Brazil, India, US and EU Try to Break Doha’s Farm Subsidies Deadlock

Cornfield in Brazil Brazilian, Indian, American and European officials are meeting today in India for the first talks between all four key members of the World Trade Organization since negotiations broke down last July over differences on farm subsidies.

Senior trade officials from the United States, the European Union, Brazil and India met Wednesday in New Delhi, India, to break the deadlock over global trade talks. Brazilian Foreign Minister Celso Amorim told reporters that the "differences are slowly narrowing."

The "Doha Round" of World Trade Organization (WTO) talks is stalled over demands for rich nations to cut agricultural subsidies that make it difficult for farm products from poor nations to compete.  Rich nations want poor nations to boost access to their markets for goods from developed nations.

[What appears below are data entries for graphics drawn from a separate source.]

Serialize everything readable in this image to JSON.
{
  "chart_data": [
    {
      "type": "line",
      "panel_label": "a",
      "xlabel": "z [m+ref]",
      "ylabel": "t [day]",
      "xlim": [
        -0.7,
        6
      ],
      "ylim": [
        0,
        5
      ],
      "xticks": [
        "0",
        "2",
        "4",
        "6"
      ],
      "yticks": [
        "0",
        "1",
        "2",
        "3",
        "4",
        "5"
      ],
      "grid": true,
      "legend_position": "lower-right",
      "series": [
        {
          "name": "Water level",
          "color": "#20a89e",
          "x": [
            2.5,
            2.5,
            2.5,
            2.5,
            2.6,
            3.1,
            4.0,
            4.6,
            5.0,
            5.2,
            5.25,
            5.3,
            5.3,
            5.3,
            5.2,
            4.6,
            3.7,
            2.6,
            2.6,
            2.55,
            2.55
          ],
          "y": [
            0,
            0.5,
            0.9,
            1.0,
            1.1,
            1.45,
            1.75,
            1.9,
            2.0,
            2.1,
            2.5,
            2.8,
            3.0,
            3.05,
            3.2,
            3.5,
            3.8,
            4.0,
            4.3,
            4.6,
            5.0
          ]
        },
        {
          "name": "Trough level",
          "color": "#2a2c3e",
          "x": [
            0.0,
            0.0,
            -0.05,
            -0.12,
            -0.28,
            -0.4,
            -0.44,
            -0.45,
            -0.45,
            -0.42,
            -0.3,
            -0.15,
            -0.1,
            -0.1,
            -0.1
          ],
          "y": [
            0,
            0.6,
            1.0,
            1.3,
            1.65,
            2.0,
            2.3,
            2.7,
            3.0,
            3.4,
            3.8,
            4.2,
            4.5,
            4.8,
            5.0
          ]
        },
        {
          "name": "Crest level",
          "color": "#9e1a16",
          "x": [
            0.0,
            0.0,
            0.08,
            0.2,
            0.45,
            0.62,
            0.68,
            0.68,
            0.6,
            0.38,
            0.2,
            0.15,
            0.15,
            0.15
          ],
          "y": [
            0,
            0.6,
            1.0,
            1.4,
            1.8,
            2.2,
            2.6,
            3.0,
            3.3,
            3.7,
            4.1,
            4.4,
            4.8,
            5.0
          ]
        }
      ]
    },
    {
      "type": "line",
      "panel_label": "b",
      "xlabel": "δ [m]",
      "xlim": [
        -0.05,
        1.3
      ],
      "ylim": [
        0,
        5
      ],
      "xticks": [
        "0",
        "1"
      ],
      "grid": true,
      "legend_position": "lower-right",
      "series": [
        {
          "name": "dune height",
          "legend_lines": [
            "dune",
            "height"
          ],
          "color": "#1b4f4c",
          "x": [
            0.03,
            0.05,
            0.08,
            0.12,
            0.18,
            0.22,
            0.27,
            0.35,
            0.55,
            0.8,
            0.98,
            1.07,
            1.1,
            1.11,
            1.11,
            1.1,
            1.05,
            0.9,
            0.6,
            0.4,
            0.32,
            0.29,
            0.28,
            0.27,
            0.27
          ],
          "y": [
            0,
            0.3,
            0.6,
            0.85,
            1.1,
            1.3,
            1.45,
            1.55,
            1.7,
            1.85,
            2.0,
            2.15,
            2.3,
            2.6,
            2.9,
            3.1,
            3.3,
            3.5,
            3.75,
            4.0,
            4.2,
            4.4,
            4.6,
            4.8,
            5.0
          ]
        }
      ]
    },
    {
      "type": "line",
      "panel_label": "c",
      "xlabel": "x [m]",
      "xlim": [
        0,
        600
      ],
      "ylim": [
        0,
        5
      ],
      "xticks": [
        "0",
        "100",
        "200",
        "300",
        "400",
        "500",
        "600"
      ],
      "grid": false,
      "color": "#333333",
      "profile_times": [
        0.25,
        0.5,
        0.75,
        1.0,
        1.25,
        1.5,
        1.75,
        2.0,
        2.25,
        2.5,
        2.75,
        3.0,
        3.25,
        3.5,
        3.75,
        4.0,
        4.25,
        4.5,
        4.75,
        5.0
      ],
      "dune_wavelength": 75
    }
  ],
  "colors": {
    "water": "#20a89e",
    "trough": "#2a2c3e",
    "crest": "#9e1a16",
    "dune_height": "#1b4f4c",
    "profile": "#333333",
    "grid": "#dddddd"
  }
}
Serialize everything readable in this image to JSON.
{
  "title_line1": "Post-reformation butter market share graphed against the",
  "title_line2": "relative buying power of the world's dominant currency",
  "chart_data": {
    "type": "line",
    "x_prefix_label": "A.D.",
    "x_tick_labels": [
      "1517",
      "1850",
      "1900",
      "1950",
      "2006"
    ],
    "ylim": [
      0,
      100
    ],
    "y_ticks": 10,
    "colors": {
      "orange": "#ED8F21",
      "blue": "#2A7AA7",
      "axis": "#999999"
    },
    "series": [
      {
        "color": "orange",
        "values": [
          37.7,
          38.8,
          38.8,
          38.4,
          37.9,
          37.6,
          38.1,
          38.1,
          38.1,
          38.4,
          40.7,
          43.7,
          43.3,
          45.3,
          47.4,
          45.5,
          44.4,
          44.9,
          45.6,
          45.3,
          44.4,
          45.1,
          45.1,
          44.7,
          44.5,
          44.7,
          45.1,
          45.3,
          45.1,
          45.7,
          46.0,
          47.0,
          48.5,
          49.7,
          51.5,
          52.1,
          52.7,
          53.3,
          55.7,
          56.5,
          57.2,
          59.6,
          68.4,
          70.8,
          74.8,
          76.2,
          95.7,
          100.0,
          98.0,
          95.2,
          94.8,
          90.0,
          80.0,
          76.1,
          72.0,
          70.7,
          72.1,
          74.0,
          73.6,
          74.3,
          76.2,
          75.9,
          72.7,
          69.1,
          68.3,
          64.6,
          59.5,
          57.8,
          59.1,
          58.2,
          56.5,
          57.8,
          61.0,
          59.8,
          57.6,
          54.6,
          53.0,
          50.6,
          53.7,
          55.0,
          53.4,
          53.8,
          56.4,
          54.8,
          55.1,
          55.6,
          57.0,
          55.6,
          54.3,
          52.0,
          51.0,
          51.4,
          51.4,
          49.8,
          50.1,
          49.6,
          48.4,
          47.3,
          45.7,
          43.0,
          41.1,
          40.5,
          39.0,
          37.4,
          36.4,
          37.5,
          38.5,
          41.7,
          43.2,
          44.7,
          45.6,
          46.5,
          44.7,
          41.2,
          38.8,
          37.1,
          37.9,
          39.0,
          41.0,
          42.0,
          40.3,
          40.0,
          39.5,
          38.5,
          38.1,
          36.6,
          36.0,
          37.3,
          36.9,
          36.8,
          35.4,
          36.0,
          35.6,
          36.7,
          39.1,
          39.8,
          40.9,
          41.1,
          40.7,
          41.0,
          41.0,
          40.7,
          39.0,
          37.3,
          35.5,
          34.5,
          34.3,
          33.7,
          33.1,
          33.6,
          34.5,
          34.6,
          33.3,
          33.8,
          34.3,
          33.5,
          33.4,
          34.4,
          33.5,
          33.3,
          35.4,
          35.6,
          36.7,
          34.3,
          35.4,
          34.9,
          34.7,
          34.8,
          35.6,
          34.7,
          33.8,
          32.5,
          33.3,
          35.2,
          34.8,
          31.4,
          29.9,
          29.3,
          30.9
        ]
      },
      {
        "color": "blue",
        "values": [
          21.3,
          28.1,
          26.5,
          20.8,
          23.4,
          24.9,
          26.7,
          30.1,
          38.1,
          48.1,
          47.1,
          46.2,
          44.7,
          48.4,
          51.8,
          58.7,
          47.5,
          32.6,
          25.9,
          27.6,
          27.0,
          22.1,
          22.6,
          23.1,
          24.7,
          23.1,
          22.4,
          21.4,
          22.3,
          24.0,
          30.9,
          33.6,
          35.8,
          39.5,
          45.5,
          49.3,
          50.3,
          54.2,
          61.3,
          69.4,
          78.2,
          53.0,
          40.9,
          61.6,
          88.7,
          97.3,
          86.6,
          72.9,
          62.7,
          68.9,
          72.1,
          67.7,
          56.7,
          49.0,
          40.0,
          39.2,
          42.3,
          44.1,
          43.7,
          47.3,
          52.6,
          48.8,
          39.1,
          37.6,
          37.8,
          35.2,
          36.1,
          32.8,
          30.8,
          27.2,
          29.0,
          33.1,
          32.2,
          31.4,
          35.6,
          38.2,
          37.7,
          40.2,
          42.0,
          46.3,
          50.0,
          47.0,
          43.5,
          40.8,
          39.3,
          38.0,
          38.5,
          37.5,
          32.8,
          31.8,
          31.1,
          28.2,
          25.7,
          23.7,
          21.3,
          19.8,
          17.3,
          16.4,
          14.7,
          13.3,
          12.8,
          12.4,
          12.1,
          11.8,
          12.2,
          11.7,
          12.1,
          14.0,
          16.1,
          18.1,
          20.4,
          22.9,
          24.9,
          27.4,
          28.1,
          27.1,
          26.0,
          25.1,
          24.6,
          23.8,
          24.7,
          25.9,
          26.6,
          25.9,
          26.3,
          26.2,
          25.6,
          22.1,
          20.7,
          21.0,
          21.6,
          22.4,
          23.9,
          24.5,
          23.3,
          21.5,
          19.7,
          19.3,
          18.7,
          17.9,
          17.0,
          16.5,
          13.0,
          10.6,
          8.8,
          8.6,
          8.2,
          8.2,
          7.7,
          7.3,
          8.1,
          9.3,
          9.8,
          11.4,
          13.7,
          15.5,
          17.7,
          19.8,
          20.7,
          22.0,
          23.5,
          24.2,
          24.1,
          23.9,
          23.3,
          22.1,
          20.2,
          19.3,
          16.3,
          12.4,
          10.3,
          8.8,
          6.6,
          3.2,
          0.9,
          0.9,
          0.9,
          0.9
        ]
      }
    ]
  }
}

The talks include some of the largest developed nations and some of the largest developing countries.  Getting an agreement among these trading powers is a key step toward crafting an agreement acceptable to the rest of the WTO's 150 members.

Brazil's Grain

By the end of this month, 70% of Brazil's national grain production for the 2006/2007 crop will already be harvested. The information was supplied by the Crop Survey and Assessment manager at the National Food Supply Company (Conab), Eledon Pereira de Oliveira.

The volume will account for 91 million tons out of a total 131.1 million tons forecasted for the current crop.

The main cultures to be harvested are summer cultures. According to Eledon, by the end of April, 95% of the soy crop, estimated in 58 million tons, will have been harvested.

The first corn crop (corn yields two crops a year), estimated at 36.6 million tons, should amount to 70% of the total crop by the end of this month. Harvest for the second corn crop will begin late this month.